Janeiro Peludo

Tem causado certo furor nas redes sociais a notícia de que algumas mulheres criaram um movimento que pode ser entendido como “janeiro peludo”, no qual decidem assumir os pelos que possuem, em vez de continuamente depilá-los. As reações principais têm sido das mais virulentas, inclusive por parte de mulheres. Alguns invocam questões estéticas, mas outros, percebendo que este é um argumento frágil, passam a falar em questões higiênicas.

A higiene pode, de fato, ser um argumento a se considerar na decisão de manter ou não os pelos pelo corpo, mas unicamente se ela não se restringir ao sexo feminino. Ao que me consta, no entanto, os homens têm sido livres, inclusive, para não serem higiênicos. Homens têm mais pelos e, de maneira geral, não veem problema nisso. A sociedade os aceita peludos como são, mesmo que isso não seja tão bonito esteticamente ou que não seja muito higiênico. A cobrança, pois, recai unicamente sobre as mulheres.

Por isso, considero que esta é uma campanha justa. Não se trata de uma campanha para que todas as mulheres, subitamente, passem a deixar os pelos do corpo crescerem, pois isso seria unicamente trocar um padrão pelo outro. O que elas querem, se bem entendi, é a liberdade de escolher ficar com seus pelos, se não tiverem vontade de eliminá-los. No que estão cobertas de razão.
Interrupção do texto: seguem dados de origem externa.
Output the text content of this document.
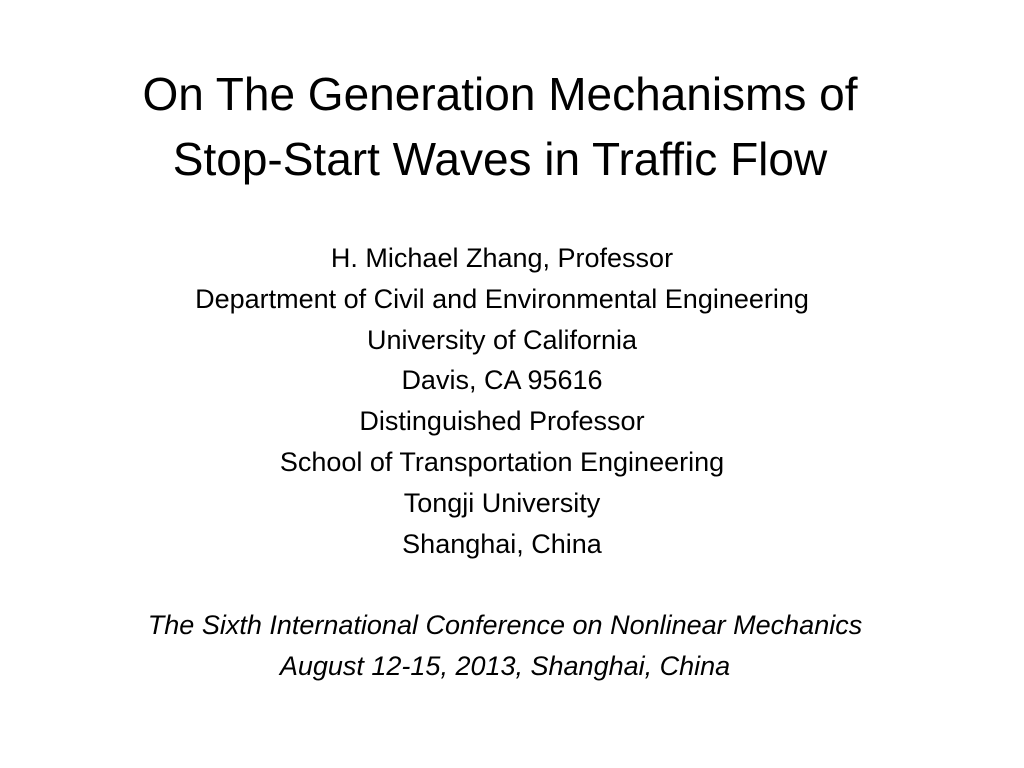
On The Generation Mechanisms of
Stop-Start Waves in Traffic Flow
H. Michael Zhang, Professor
Department of Civil and Environmental Engineering
University of California
Davis, CA 95616
Distinguished Professor
School of Transportation Engineering
Tongji University
Shanghai, China
The Sixth International Conference on Nonlinear Mechanics
August 12-15, 2013, Shanghai, China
Imagine você, homem, você que não tem a obrigação de parecer bonito para ninguém, o aborrecimento que seria se submeter continuamente à depilação, apenas porque o “padrão” da mulher é esse, muito embora ninguém saiba quem foi que o estabeleceu. Provavelmente, em algum momento você relaxaria e iria querer deixar os pelos mesmo. Pois as mulheres não têm esse direito. Elas serão mal vistas e ridicularizadas se, por um único dia, exporem em público os seus pelos. Você, homem, pode se depilar se quiser, pode não se depilar, pode fazer o que quiser e ninguém irá falar nada a seu respeito. O que as mulheres parecem querer é, também, o direito de, se quiserem, não ter ainda mais essa preocupação com a aparência, que ocupa tempo precioso.

Os argumentos referentes à suposta falta de “beleza” que teriam as mulheres com pelo não conseguem resistir a uma análise mais antropológica. Se hoje a mulher com pelos não parece tão atraente é, unicamente, porque somos herdeiros de uma cultura em que a mulher não tem pelos. A partir do momento em que muda uma cultura, mudam-se, também, os gostos. Se uma mulher com pelos é um dos preços a se pagar para a maior liberdade feminina, eu me submeto.

Reforçando que se tratará, sempre, de uma questão de escolha. Penso que o ideal seria um estágio em que ter ou não pelos fosse uma questão tão pessoal quanto cortar o cabelo desse jeito ou de outro. Podemos preferir um cabelo curto ou comprido, mas não rejeitamos socialmente os que possuem um cabelo de um jeito que a gente não costa.

Poderíamos muito bem agir também dessa maneira em relação aos pelos. A vida já é um fardo pesado demais para que ainda nos sobrecarreguemos com mais esse.

Que as mulheres sejam livres para tê-los ou não.